Ao invés de nos preocuparmos com coisas que não podemos mudar, Epicteto dizia que devíamos focar no que está sob nosso controle: os pensamentos, os desejos e as ações. Ao deixarmos de nos atentar com o que não podemos controlar, concentramos no que realmente importa. Por meio da disciplina e do esforço, a verdadeira felicidade e liberdade será alcançada.
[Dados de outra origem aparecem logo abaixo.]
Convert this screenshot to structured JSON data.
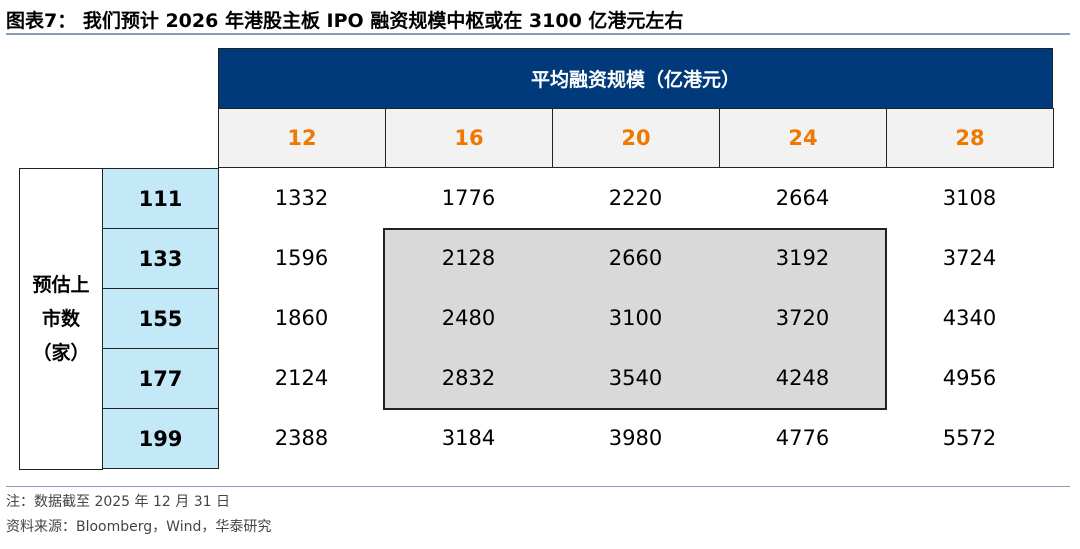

Intrínsecas à Saúde, a felicidade e a liberdade de forma autêntica e significativa, não serão plenamente atingidas sem o cuidar do bem-estar físico, mental e social. Somente médicos com qualidade profissional adquirida na sua formação, poderão propiciar Saúde plena à população.

A má qualidade dos cursos de Medicina no País impacta diretamente a população. Com a derrota na batalha de abertura de novas escolas médicas que respeitam a qualidade profissional, há anos as Associações Médicas lutam pelo Exame de Proficiência Médica, que visa garantir a qualificação dos médicos com conhecimentos e habilidades mínimos e necessários para dar atendimento à população.

Será a solução definitiva? Talvez não, mas certamente é um caminho para moderar a formação. A avaliação única não demonstra a capacitação profissional, mas ajuda. Como exemplo, o Direito. No Brasil, estima-se que existam cerca de 4 milhões de bacharéis em Direito. No entanto, a OAB registrou 1,2 milhão de advogados em 2024. Mesmo com o “bloqueio” de aproximadamente 75% dos formandos, há trabalhos que mostram que a prova da OAB não melhorou a qualificação dos profissionais.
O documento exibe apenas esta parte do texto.